'Sırtımızı Hakka ve halka dayıyoruz'

Cumhurbaşkanı Erdoğan, 'Sırtını bir yerlere dayayanlar, bunların bedelini ödemeye devam edecekler. Biz sırtımızı hakka ve halka dayıyoruz, farkımız bu.' dedi.

Cumhurbaşkanı Recep Tayyip Erdoğan, ATO Congresium'da 5. Esnaf ve Sanatkarlar Şurası'nda konuştu.

Cumhurbaşkanı Erdoğan, "Başbakanlık görevine geldiğim günden beri kamuda çalışma sistemini, devlet memuriyeti anlayışını değiştirmek için çok çalıştım ama pek az mesafe aldım diyebilirim. Niye? Anayasa değişikliği gerektiriyor. Ancak vazgeçmiş değiliz. Bu konuda yaptırdığım çalışmalar sayesinde Başbakanlıkta ve ilgili bakanlıkların elinde çok ciddi bir birikim oluştu. Hükümetimize her fırsatta bu birikimi kullanarak bürokratik oligarşiyi yıkıp yerine 'İnsanı yaşat ki devlet yaşasın' anlayışını hakim kılacak bir kamu personel rejimini kurması tavsiyesinde bulunuyorum." dedi.

"Sırtımızı hakka ve halka dayıyoruz"

Cumhurbaşkanı Erdoğan, "Bizim Türkiye Cumhuriyeti devletinden başka devletimiz yok. Kimse başka hesabın içine girmesin. Başka hesabın içine giren, bunun bedelini ödeyecektir ve ödüyorlar. Sırtını bir yerlere dayayanlar, bunların bedelini ödemeye devam edecekler. Biz sırtımızı hakka ve halka dayıyoruz, farkımız bu." diye konuştu.

"Bizim medeniyetimizde böyle bir yapılanmaya asla yer yoktur"

Konuşmasında FETÖ'ye de değinen Cumhurbaşkanı Erdoğan, "Bu darbe (15 Temmuz) başarılı olsaydı, Feto ne yapacaktı? Sadece kendisine biat edenlere hayat hakkı veren bu örgütün, karanlık yüzünü anlamak için daha ne kadar tecrübe yaşamamız gerekiyor? Feto'nun 'himmet' adı altında esnaf ve sanatkarlarımızı adeta haraca bağlayan, maddi baskı yanında, manevi tehdidi de kullanan anlayışı, ne ahlakidir ne İslamidir.

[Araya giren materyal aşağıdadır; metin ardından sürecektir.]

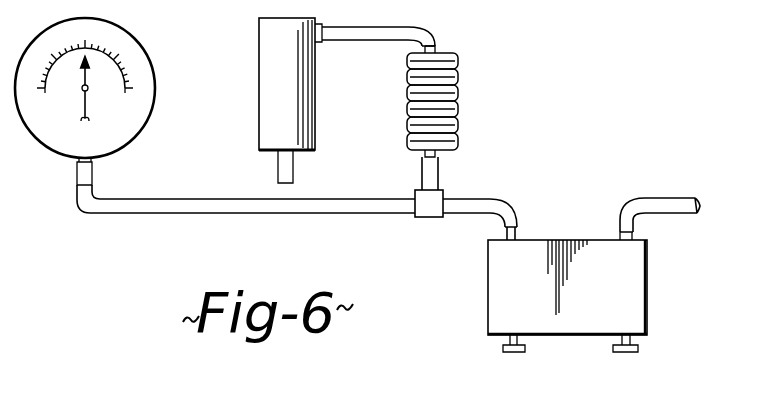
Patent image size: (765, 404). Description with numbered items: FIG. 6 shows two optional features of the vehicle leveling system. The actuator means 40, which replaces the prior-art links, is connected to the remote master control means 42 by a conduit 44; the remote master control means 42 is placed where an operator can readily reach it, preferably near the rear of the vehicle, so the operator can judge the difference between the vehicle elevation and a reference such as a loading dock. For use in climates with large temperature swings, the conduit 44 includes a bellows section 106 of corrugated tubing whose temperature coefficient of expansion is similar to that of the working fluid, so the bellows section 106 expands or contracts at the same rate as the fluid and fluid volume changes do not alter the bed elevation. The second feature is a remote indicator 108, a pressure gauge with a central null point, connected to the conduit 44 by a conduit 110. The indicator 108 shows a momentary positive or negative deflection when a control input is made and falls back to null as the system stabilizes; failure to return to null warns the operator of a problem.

The remote indicator 108 is at (143, 43).
The actuator means 40 is at (268, 129).
The conduit 44 is at (418, 27).
The bellows section 106 is at (459, 90).
The conduit 110 is at (195, 205).
The remote master control means 42 is at (498, 295).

Bizim medeniyetimizde, kültürümüzde böyle bir yapılanmaya asla yer yoktur." şeklinde konuştu.

"Partim kapatıldığı zaman siz neredeydiniz?"

Cumhurbaşkanı Erdoğan konuşmasını şu şekilde sürdürdü:

"15 Temmuz, FETÖ'nün gerçek yüzünü görememiş olanlar için nihai ikazdır. Buna rağmen hala malum örgütün içinde kalmayı sürdüren varsa, inancına, ülkesine, milletine karşı açık bir ihanet içinde demektir. Aynı durum, bölücü terör örgütü için de geçerlidir. PKK'nın ve sivil uzantılarının, parlamento içindeki uzantılarının Türkiye'nin önünü kesmek için bir araç, tuzak olarak kullanıldığı apaçık bir gerçektir. Ülkesini ve milletini seven herkesin içinden geçtiğimiz şu kritik dönemde tüm imkanları ve gücüyle devletine sahip çıkması, inanç, mezhep ve köken istismarcılarına geçit vermemesi şarttır. Batı gazeteleriyle, bakanlarıyla, vesaireleriyle Türkiye'ye meydan okuyor. Peki, genel başkanı olduğum partim kapatıldığı zaman siz neredeydiniz?. Şimdi bakıyorum yeni yeni meydan okumalar çıkıyor. Aynı şeyi farklı yerlerden... Gazetelerde başlıklar, hepsi buraya yönelik. Fakat biz, sizin attığınız o başlıklara alıştık. Geçmişte bunu rahmetli Özal'a da yaptılar. Şimdi aynı şeyleri bize yapıyorlar. Ne yaparsanız yapın, şunu bilin ki bu millet artık uyanmıştır ve inşallah muasır medeniyetler seviyesinin üstüne de çıkacaktır."